UK Motorists Using Twitter While Driving
Published on: 14th April 2009
The increasing functionality of mobile phone technology and growing addiction to social networking sites such as Twitter and Facebook are driving motorists to distraction now more than ever before, with motorists openly admitting to breaking the law by 'tweeting' whilst driving.
According to research from UK based car insurance company, esure, nearly one in ten (nine per cent) motorists questioned are using mobile internet services and social networks whilst driving - to tweet, text and update their Facebook profiles.
Analysis of Twitter from esure found that an average of 52 motorists per day are even flaunting their dangerous use of social media behind the wheel with one person even stating, "(I'm) driving with my knees and peeling an orange…Probably not the safest thing to be doing." The use of any mobile internet services and social networks whilst driving can have potentially fatal consequences as drivers are distracted from the road ahead.
A selection of driving 'Tweets' from the past week:
- Tweet - "Driving with my knees and peeling an orange…Probably not the safest thing to be doing."
- Tweet - "Driving school bus"
- Tweet - "Irresponsible twitter driving woo!"
- Tweet - "Driving up to Newcastle while we Tweet!"
- Tweet - "Driving home in the rain…almost crashed!"
- Tweet - "Trying my best to stay awake while driving"
- Tweet - "Awake, hungover, and driving"
- Tweet - "Is it wise to use Twitter while driving? Probably not"
- Tweet - "Intoxicated driving. Let's hope this works out"
- Tweet - "Twittering and driving…" (too many examples to be sure which was used!)
Whilst the research shows 92 per cent of UK motorists know it is illegal to use their hand-held phone while driving, 45 per cent of motorists openly admit to breaking the law by texting and making calls while driving and, with tens of thousands of mobile phone applications widely available, it seems that motorists are finding it increasingly difficult to resist the urge to reach for their mobile devices whilst driving.
Findings from the research also revealed that:
- Almost half of all motorists (48 per cent) surveyed believe that any form of alert or light emitted from a device such as a mobile phone or Blackberry is very distracting while driving
- Over a third of drivers (37 per cent) polled find mobile alerts too difficult to ignore while driving
- Nearly a fifth (19 per cent) of motorists questioned have rummaged through a handbag, glove box or pocket to locate a mobile phone while driving
- Over half (51 per cent) of drivers asked fail to put their phones on silent when driving
- Just 19 per cent of Brits admit that when driving they completely turn off all mobile technology
Mike Pickard, Head of Risk and Underwriting at esure car insurance, said: "There is a time and a place for social networking and it certainly isn't when driving a car.
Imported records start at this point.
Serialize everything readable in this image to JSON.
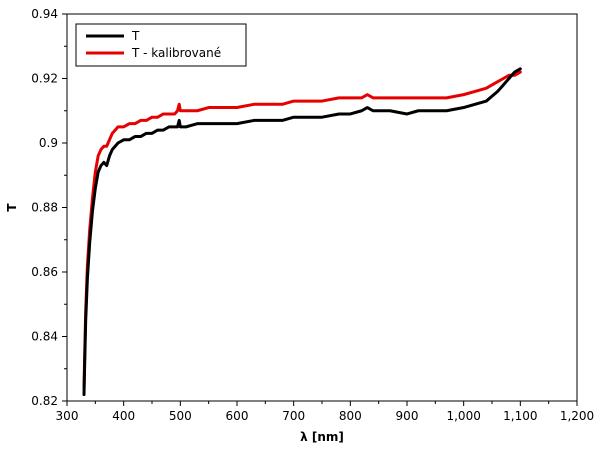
{
  "chart_data": {
    "type": "line",
    "title": "",
    "xlabel": "λ [nm]",
    "ylabel": "T",
    "xlim": [
      300,
      1200
    ],
    "ylim": [
      0.82,
      0.94
    ],
    "x_ticks": [
      300,
      400,
      500,
      600,
      700,
      800,
      900,
      1000,
      1100,
      1200
    ],
    "x_tick_labels": [
      "300",
      "400",
      "500",
      "600",
      "700",
      "800",
      "900",
      "1,000",
      "1,100",
      "1,200"
    ],
    "y_ticks": [
      0.82,
      0.84,
      0.86,
      0.88,
      0.9,
      0.92,
      0.94
    ],
    "y_tick_labels": [
      "0.82",
      "0.84",
      "0.86",
      "0.88",
      "0.9",
      "0.92",
      "0.94"
    ],
    "grid": false,
    "legend": "top-left",
    "series": [
      {
        "name": "T",
        "color": "#000000",
        "x": [
          330,
          331,
          333,
          336,
          340,
          345,
          350,
          355,
          360,
          365,
          370,
          375,
          380,
          385,
          390,
          400,
          410,
          420,
          430,
          440,
          450,
          460,
          470,
          480,
          490,
          495,
          498,
          500,
          505,
          510,
          530,
          550,
          570,
          600,
          630,
          650,
          680,
          700,
          720,
          750,
          780,
          800,
          820,
          830,
          840,
          850,
          870,
          900,
          920,
          950,
          970,
          1000,
          1020,
          1040,
          1060,
          1070,
          1080,
          1090,
          1100
        ],
        "y": [
          0.822,
          0.83,
          0.845,
          0.858,
          0.869,
          0.879,
          0.886,
          0.891,
          0.893,
          0.894,
          0.893,
          0.896,
          0.898,
          0.899,
          0.9,
          0.901,
          0.901,
          0.902,
          0.902,
          0.903,
          0.903,
          0.904,
          0.904,
          0.905,
          0.905,
          0.905,
          0.907,
          0.905,
          0.905,
          0.905,
          0.906,
          0.906,
          0.906,
          0.906,
          0.907,
          0.907,
          0.907,
          0.908,
          0.908,
          0.908,
          0.909,
          0.909,
          0.91,
          0.911,
          0.91,
          0.91,
          0.91,
          0.909,
          0.91,
          0.91,
          0.91,
          0.911,
          0.912,
          0.913,
          0.916,
          0.918,
          0.92,
          0.922,
          0.923
        ]
      },
      {
        "name": "T - kalibrované",
        "color": "#e60000",
        "x": [
          330,
          331,
          333,
          336,
          340,
          345,
          350,
          355,
          360,
          365,
          370,
          375,
          380,
          385,
          390,
          400,
          410,
          420,
          430,
          440,
          450,
          460,
          470,
          480,
          490,
          495,
          498,
          500,
          505,
          510,
          530,
          550,
          570,
          600,
          630,
          650,
          680,
          700,
          720,
          750,
          780,
          800,
          820,
          830,
          840,
          850,
          870,
          900,
          920,
          950,
          970,
          1000,
          1020,
          1040,
          1060,
          1070,
          1080,
          1090,
          1100
        ],
        "y": [
          0.824,
          0.833,
          0.848,
          0.862,
          0.873,
          0.883,
          0.891,
          0.896,
          0.898,
          0.899,
          0.899,
          0.901,
          0.903,
          0.904,
          0.905,
          0.905,
          0.906,
          0.906,
          0.907,
          0.907,
          0.908,
          0.908,
          0.909,
          0.909,
          0.909,
          0.91,
          0.912,
          0.91,
          0.91,
          0.91,
          0.91,
          0.911,
          0.911,
          0.911,
          0.912,
          0.912,
          0.912,
          0.913,
          0.913,
          0.913,
          0.914,
          0.914,
          0.914,
          0.915,
          0.914,
          0.914,
          0.914,
          0.914,
          0.914,
          0.914,
          0.914,
          0.915,
          0.916,
          0.917,
          0.919,
          0.92,
          0.921,
          0.921,
          0.922
        ]
      }
    ]
  }
}
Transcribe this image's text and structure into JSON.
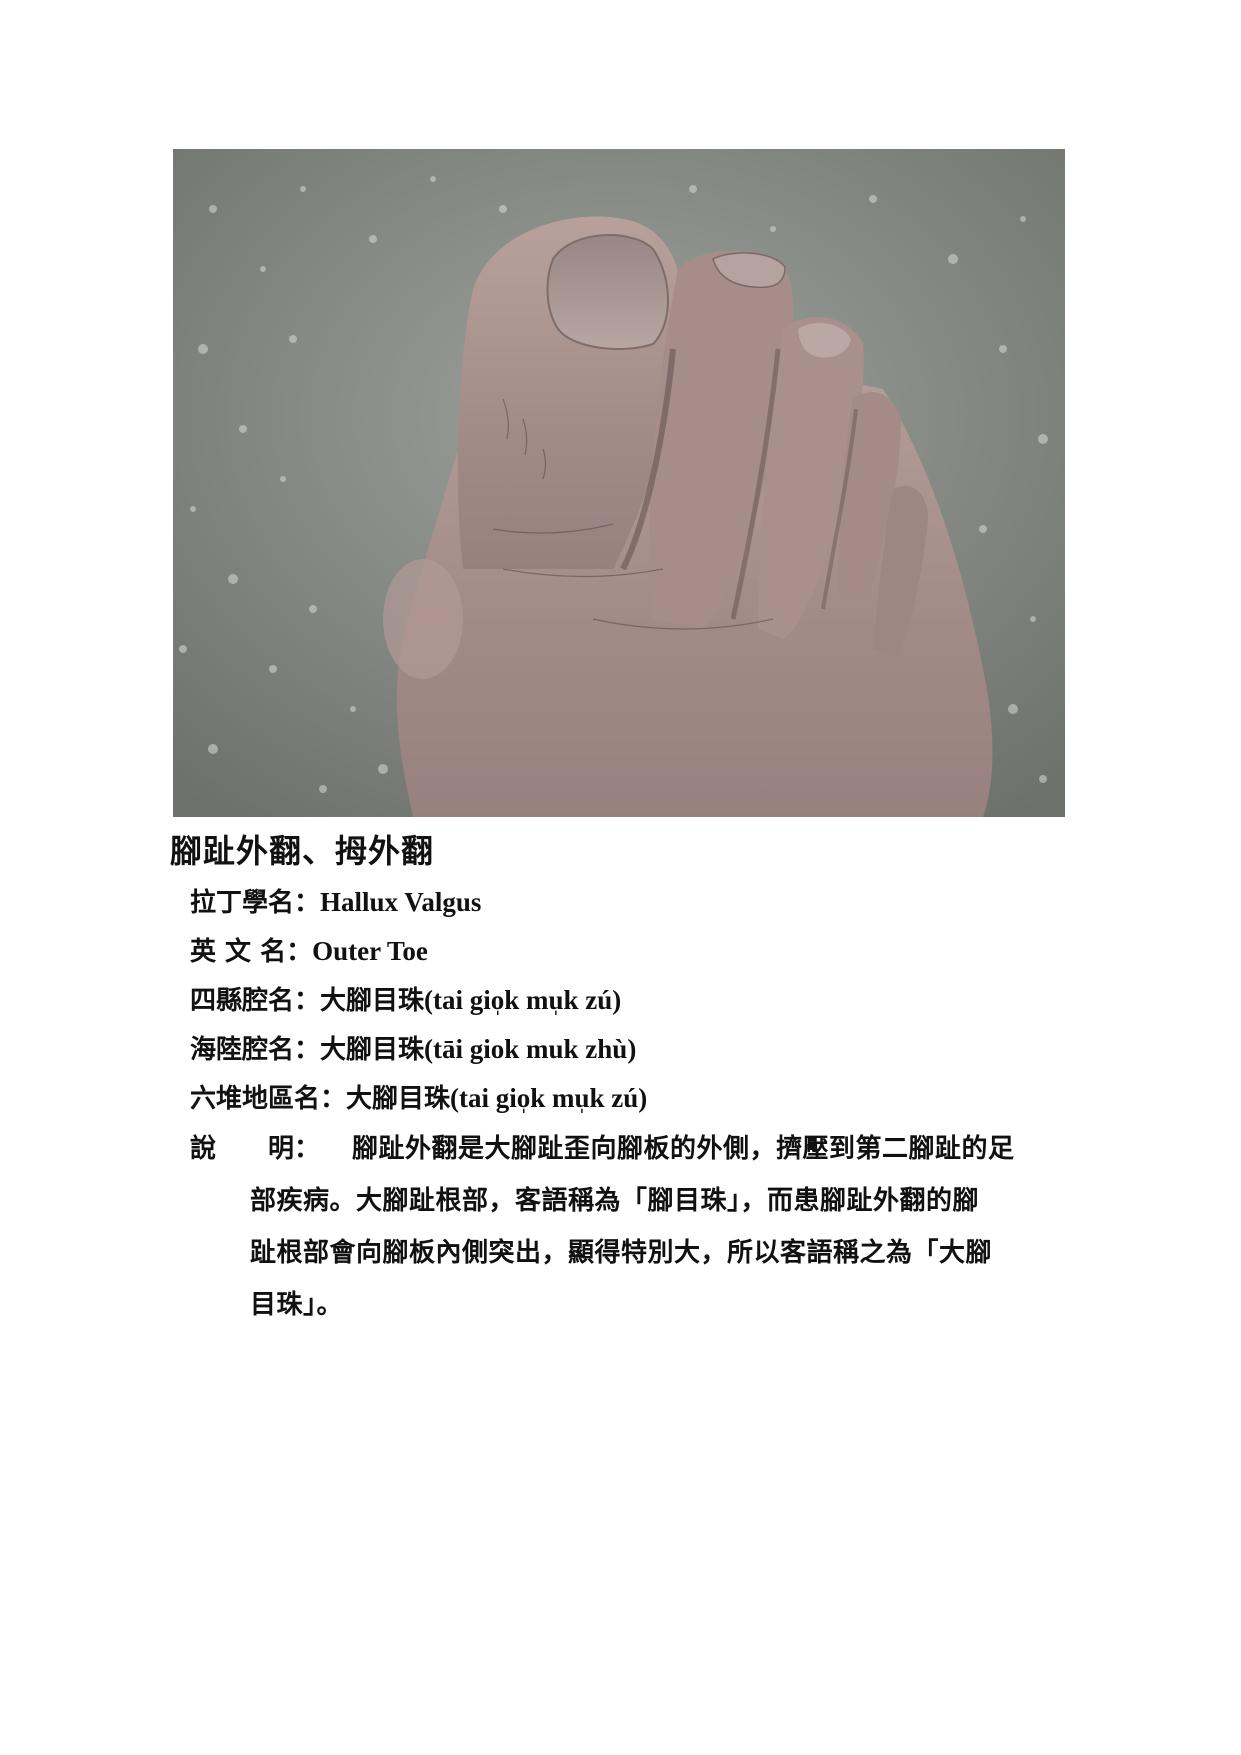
{
  "title": "腳趾外翻、拇外翻",
  "fields": {
    "latin": {
      "label": "拉丁學名：",
      "value": "Hallux Valgus"
    },
    "english": {
      "label": "英 文 名：",
      "value": "Outer Toe"
    },
    "sixian": {
      "label": "四縣腔名：",
      "value_han": "大腳目珠",
      "value_roman": "(tai gio̩k mu̩k zú)"
    },
    "hailu": {
      "label": "海陸腔名：",
      "value_han": "大腳目珠",
      "value_roman": "(tāi giok muk zhù)"
    },
    "liudui": {
      "label": "六堆地區名：",
      "value_han": "大腳目珠",
      "value_roman": "(tai gio̩k mu̩k zú)"
    }
  },
  "description": {
    "label": "說　　明：",
    "lines": [
      "腳趾外翻是大腳趾歪向腳板的外側，擠壓到第二腳趾的足",
      "部疾病。大腳趾根部，客語稱為「腳目珠」，而患腳趾外翻的腳",
      "趾根部會向腳板內側突出，顯得特別大，所以客語稱之為「大腳",
      "目珠」。"
    ]
  }
}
Messages being posted on Twitter from behind the wheel are a real cause for concern for the safety of other motorists and pedestrians.
"With advances in technology and the rise in mobile phone applications available, motorists are being increasingly distracted whilst behind the wheel - especially as constantly updating friends and family on what we're doing is now becoming the norm. Our advice to motorists is to remove this temptation altogether by switching off all mobile technology before driving to ensure focus solely remains on the road ahead."
Motorists in the North East find mobile technology the most distracting, with 56 per cent saying that incoming beeps, vibrations, flashing lights, calls or alerts are very distracting while driving.
Drivers in the East of England admit to breaking the law by answering calls while driving, with almost a third (32 per cent) admitting that they have done this. However, just 22 per cent of Scottish motorists admit to answering phone calls while they are driving.
Female motorists find mobile technology more distracting than male motorists when driving, with half of women (50 per cent) admitting that they find incoming beeps, alerts, vibrations etc very distracting while driving compared to 46 per cent of male drivers.
And more male motorists admit to having broken the law by answering calls while driving, with 29 per cent confessing to doing so, whereas just a quarter (25 per cent) of female drivers admit to having done so.